Вечером прикатила из райцентра Лариса – в брючном костюме болотного цвета, блузка салатная, туфли на широком каблуке. Модная, любит по тряпкам ударять. Ну, сели на скамейке во дворе (опять же, перед этой кучей гарбузов!), Мария, переживая, стала рассказывать про свою оплошность. Но получалось не драматически, а комически; и в результате Лариса (вообще склонная к трагическому мироощущению) начала хохотать:
– Ещё подумают, что ты над ними специально глумилась!..
– А я говорю: машина какая хорошая – привезти-увезти что…
И сестёр, теперь уже обоих, разобрал смех – еле-еле утишились!..
– Ладно, – решила Лариса. – Сейчас позвоню Серёжке, пусть приезжают, забирают, а то отец из-за этих гарбузов вообще с ума сойдёт – как же, такое добро гниёт, пропадает!
Уходя в хату, Мария оглянулась на расписную кучу – ярко-оранжевые, желтые, лимонные, тёмно-тёмно зелёные, большие, здоровые, ровные, круглые, вытянутые плоды, ядрёные и крепкие. И тихие, густые сумерки спускаются. И брёх дальней собаки. И – большая часть жизни уже, наверное, за спиной… А что же нажито?
За ужином Лариса наставительствовала:
– Там они мулеватые, наши родичи, это страсть. Говорят одно, думают другое. Вот сейчас я звоню, спрашиваю у Сережки: чё ж вы гарбузы не забрали?! А он: да у нас полный кузов цементу был.
– Брешет, – убеждённо говорила Мария, легко переходя от высоких материй к просторечию, – они мне намёки подавали, время тянули…

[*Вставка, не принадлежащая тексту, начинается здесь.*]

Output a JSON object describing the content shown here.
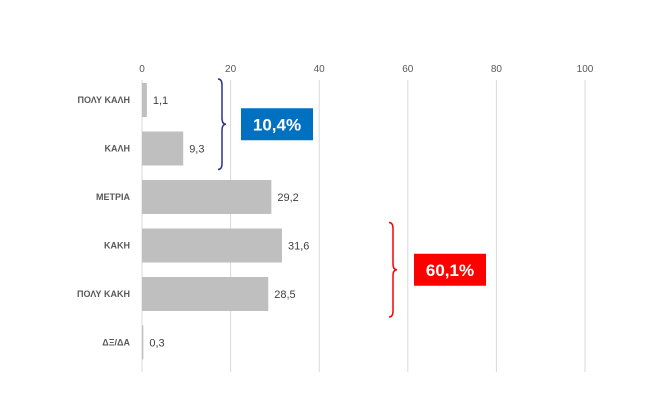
{
  "chart_data": {
    "type": "bar",
    "orientation": "horizontal",
    "categories": [
      "ΠΟΛΥ ΚΑΛΗ",
      "ΚΑΛΗ",
      "ΜΕΤΡΙΑ",
      "ΚΑΚΗ",
      "ΠΟΛΥ ΚΑΚΗ",
      "ΔΞ/ΔΑ"
    ],
    "values": [
      1.1,
      9.3,
      29.2,
      31.6,
      28.5,
      0.3
    ],
    "data_labels": [
      "1,1",
      "9,3",
      "29,2",
      "31,6",
      "28,5",
      "0,3"
    ],
    "xlim": [
      0,
      100
    ],
    "x_ticks": [
      0,
      20,
      40,
      60,
      80,
      100
    ],
    "x_tick_labels": [
      "0",
      "20",
      "40",
      "60",
      "80",
      "100"
    ],
    "x_axis_position": "top",
    "grid": "vertical",
    "bar_color": "#bfbfbf",
    "annotations": [
      {
        "text": "10,4%",
        "groups": [
          "ΠΟΛΥ ΚΑΛΗ",
          "ΚΑΛΗ"
        ],
        "box_color": "#0070c0",
        "brace_color": "#2e3192"
      },
      {
        "text": "60,1%",
        "groups": [
          "ΚΑΚΗ",
          "ΠΟΛΥ ΚΑΚΗ"
        ],
        "box_color": "#ff0000",
        "brace_color": "#ff0000"
      }
    ]
  }
}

– Да конечно брешет, – поддерживала её Лариса. – Но у них деревенская дипломатия: мол, мы у вас что-то берём, но нам это как бы и не нужно, и мы вам большое одолжение этим делаем. И они все трое такие – и тётя Зоя, и дядя Воля, и тётя Даша покойная (Царствие ей Небесное). Амать их никак понять не могла – она же человек открытый! И всех по себе мерила, тем более, что родные сёстры, брат. А тут – такие зигзаги. Они-то понимали, что она и лучше их, и умней, и несчастней, к сожалению. А простить ей этого не могли. Потому что главный их девиз – быть в куче. А мать – всегда наособицу. Хотя и старалась в эту кучу влезть, «не отрываться»… Помнишь, на Казанскую мать посылала нас тетю Зою и дядю Волю проведывать?..
– Ну да, мы ещё кагор возили, тётю Дашу поминать…
– Так это ж она через нас мирилась с ними! Неужели ты не поняла?
– Да я как-то…
– А ещё с академиками общаешься! Нанотехнологии!.. Лариса в очередной раз подивилась житейской бестолковости сестры. – Она же с дядей Волей вообще последний год не разговаривала. Так, на Пасху только позвонит, поздравит, и всё… Она ему сказала: ты сестру (тётю Дашу то есть) на водку променял. И вдруг нас послала их проведать. Вроде как отношения с ними восстановила. Через нас. Как чувствовала, что умрёт скоро. Представляешь, сколько достоинства: простила их, через обиду перешагнула!.. Дядя Воля – старший в роду, столько нам помогал, ей бы с ним дружить-ладить, а она разругалась вдрызг.
– А из-за чего весь сыр-бор разгорелся?
– Да я ж тебе сколько раз говорила, чем ты слушаешь? – возмутилась Лариса. – У тебя прям не голова, а проходной двор. И нынче, с этими гарбузами, – тут она не выдержала и снова расхохоталась, – скажут, у них вся семья «того»…
Теперь Мария припоминала историю родственного раздора. С покойной тётей Дашей мама была ближе всех. Жалела сестру: ей, доброй и славной, попался жестокосердечный муж. Был он тугощек, с раскатистым и нахальным голосом, с бесстыжими серыми глазами навыкате. И вот, на Сережкиной свадьбе (это было лет десять назад, наверное) во время даров подносил он гостям угощение и водку вместе с Дуськой – бойкой и гулящей бабёнкой. Тетя Даша тогда удивлялась такой роли супруга: «Чего это он полез в верха, выискался какой хозяин!» На что сидевший поблизости муж Дуськи-Дульсинеи, больной и смирный мужик вздыхал: «И ничего-то вы, девки, не знаете…» Имелось в виду, что муж тёти Даши и Дульсинея давно таскаются, а свела их жена дяди Воли.